Documentation

Overview

    This package implements a set of utility hash functions.

    Index

    Constants

    This section is empty.

    Variables

    This section is empty.

    Functions

    func ComputeMd5Checksum

    func ComputeMd5Checksum(data []byte) []byte

      This returns the data's MD5 checksum.

      WARNING: Do NOT Use MD5 in security contexts (defending against intentional manipulations of data from untrusted sources); use only for checking data integrity against machine errors.

      func ConsistentHash

      func ConsistentHash(key uint64, numShards uint16) uint16

        ConsistentHash is a space efficient permutation-based consistent hashing function. This implementation supports up to a maximum of (1 << 16 - 1), 65535, number of shards.

        Implementation details:

        Unlike the standard ring-based algorithm (e.g., as described in dynamo db), this algorithm relays on shard permutations to determine the key's shard mapping. The idea is as follow:

        1. Assume there exist a set of shard ids, S, which contains every possible
           shard ids in the universe (in this case 0 .. 65535).
        2. Now suppose, A (a subset of S), is the set of available shard ids, and we
           want to find the shard mapping for key, K
        3. Use K as the pseudorandom generator's seed, and generate a random
           permutation of S using variable-base permutation encoding (see
           http://stackoverflow.com/questions/1506078/fast-permutation-number-permutation-mapping-algorithms
           for additional details)
        4. Ignore all shard ids in the permutation that are not in set A
        5. Finally, use the first shard id as K's shard mapping.
        

        NOTE: Because each key generates a different permutation, the data distribution is generally more uniform than the standard algorithm (The standard algorithm works around this issue by adding more points to the ring, which unfortunately uses even more memory).

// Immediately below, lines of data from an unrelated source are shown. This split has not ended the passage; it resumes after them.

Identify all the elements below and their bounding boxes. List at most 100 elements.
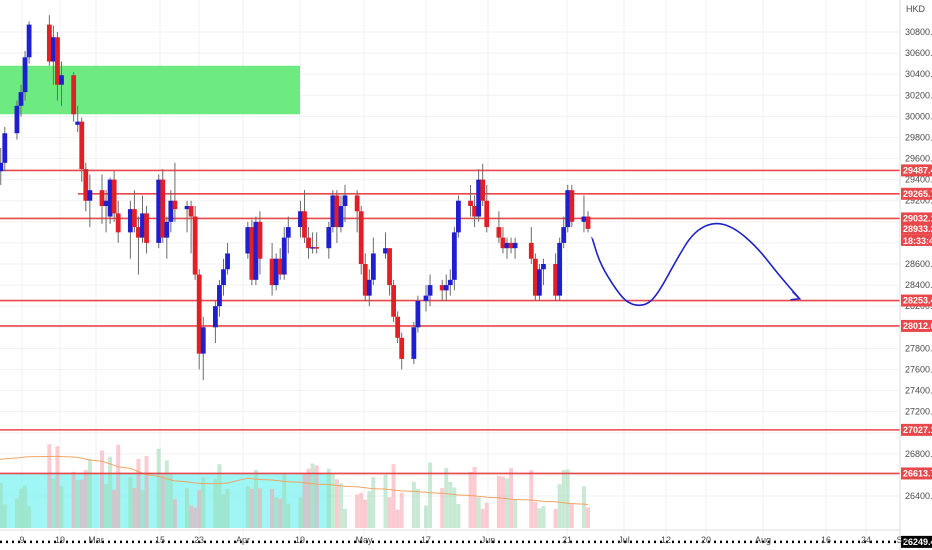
volume-bar (456, 503, 461, 528)
level-tag: 29265.7 (903, 189, 932, 199)
candle-body (532, 258, 538, 296)
volume-bar (116, 444, 121, 528)
price-axis-bg (900, 0, 932, 550)
candle-body (387, 248, 392, 286)
volume-bar (201, 477, 206, 528)
candle-body (225, 253, 230, 270)
volume-bar (306, 468, 311, 528)
time-tick-label: Jun (481, 535, 496, 545)
supply-zone-box (0, 65, 300, 115)
price-axis[interactable]: HKD26400.026600.026800.027000.027200.027… (899, 0, 932, 550)
volume-bars (0, 444, 590, 528)
candle-body (71, 75, 77, 115)
volume-bar (75, 480, 80, 528)
candle-body (103, 200, 109, 206)
countdown-label: 18:33:40 (903, 236, 932, 246)
candle-body (391, 285, 396, 317)
chart-grid (0, 0, 903, 538)
volume-bar (47, 444, 52, 528)
candle-body (168, 200, 174, 222)
volume-bar (371, 477, 376, 528)
candle-body (383, 248, 388, 254)
candle-body (277, 258, 283, 275)
candle-body (164, 221, 170, 238)
candle-body (107, 179, 113, 217)
candle-body (439, 285, 445, 291)
volume-bar (132, 487, 137, 528)
time-tick-label: 17 (421, 535, 431, 545)
candle-body (581, 216, 587, 222)
time-tick-label: 15 (155, 535, 165, 545)
volume-bar (472, 466, 477, 528)
candle-body (184, 206, 190, 210)
price-tick-label: 30800.0 (905, 27, 932, 37)
candle-body (273, 258, 279, 286)
projection-curve (591, 222, 802, 307)
level-tag-bg (901, 294, 932, 307)
candle-body (221, 269, 226, 286)
candle-body (476, 179, 482, 217)
volume-bar (298, 497, 303, 528)
currency-label: HKD (906, 4, 926, 14)
candle-body (298, 211, 303, 228)
volume-bar (221, 494, 226, 528)
candle-body (456, 200, 461, 233)
price-tick-label: 27200.0 (905, 407, 932, 417)
volume-bar (440, 488, 445, 528)
dotted-level-tag: 26249.4 (903, 537, 932, 547)
candle-body (249, 227, 255, 280)
price-tick-label: 28400.0 (905, 280, 932, 290)
candle-body (585, 216, 591, 229)
time-tick-label: 23 (194, 535, 204, 545)
volume-bar (509, 468, 514, 528)
volume-bar (185, 488, 190, 528)
volume-bar (14, 498, 19, 528)
time-axis[interactable]: 9 19 Mar 15 23 Apr 19 May 17 Jun 21 Jul 12 20 Aug 16 24 S… (0, 529, 908, 545)
volume-bar (257, 488, 262, 528)
volume-bar (395, 509, 400, 528)
time-tick-label: 20 (701, 535, 711, 545)
volume-bar (343, 508, 347, 528)
volume-bar (59, 486, 64, 528)
candle-body (468, 200, 473, 206)
volume-bar (286, 503, 291, 528)
candle-body (427, 285, 433, 296)
volume-bar (561, 470, 566, 528)
time-tick-label: Aug (755, 535, 771, 545)
time-tick-label: 19 (295, 535, 305, 545)
time-tick-label: Apr (236, 535, 250, 545)
time-tick-label: May (355, 535, 373, 545)
volume-bar (168, 473, 173, 528)
level-tag: 27027.1 (903, 425, 932, 435)
volume-bar (302, 473, 307, 528)
candle-body (281, 237, 287, 275)
volume-bar (144, 455, 149, 528)
candle-body (354, 195, 360, 212)
candle-body (192, 216, 198, 275)
candle-body (213, 306, 218, 328)
volume-bar (160, 474, 165, 528)
volume-bar (2, 504, 7, 528)
price-tick-label: 30600.0 (905, 48, 932, 58)
candle-body (26, 24, 32, 58)
candle-body (569, 190, 575, 222)
candle-body (160, 179, 166, 238)
volume-bar (71, 471, 76, 528)
candle-body (87, 190, 93, 201)
volume-bar (359, 492, 364, 528)
volume-bar (270, 488, 275, 528)
candle-body (326, 227, 332, 249)
volume-bar (586, 507, 590, 528)
price-tick-label: 27800.0 (905, 343, 932, 353)
volume-bar (55, 446, 60, 528)
volume-bar (274, 497, 279, 528)
candle-body (132, 209, 137, 228)
volume-bar (452, 487, 457, 528)
current-price-tag-bg (901, 222, 932, 235)
volume-bar (189, 505, 194, 528)
candle-body (496, 227, 502, 238)
candle-body (302, 211, 307, 238)
volume-bar (217, 464, 222, 528)
volume-bar (100, 450, 104, 528)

        Complexity: this algorithm is O(1) in theory (because the max shard id is known), but O(n) in practice.

        Example:

        1. Assume S = {0, 1, 2, 3, 4, 5, 6, 7, 8, 9, 10}, and A = {0, 1, 2, 3, 4}.
        2. Now suppose K = 31415 and perm(S, K) = (3, 1, 9, 4, 7, 5, 8, 2, 0, 6).
        3. After ignoring S - A, the remaining ids are (3, 1, 4, 2, 0)
        4. Therefore, the key belongs to shard 3.
        

        func ValidateMd5Checksum

        func ValidateMd5Checksum(data []byte, sum []byte) bool

          This returns true iff the data matches the provided checksum.

          Types

          This section is empty.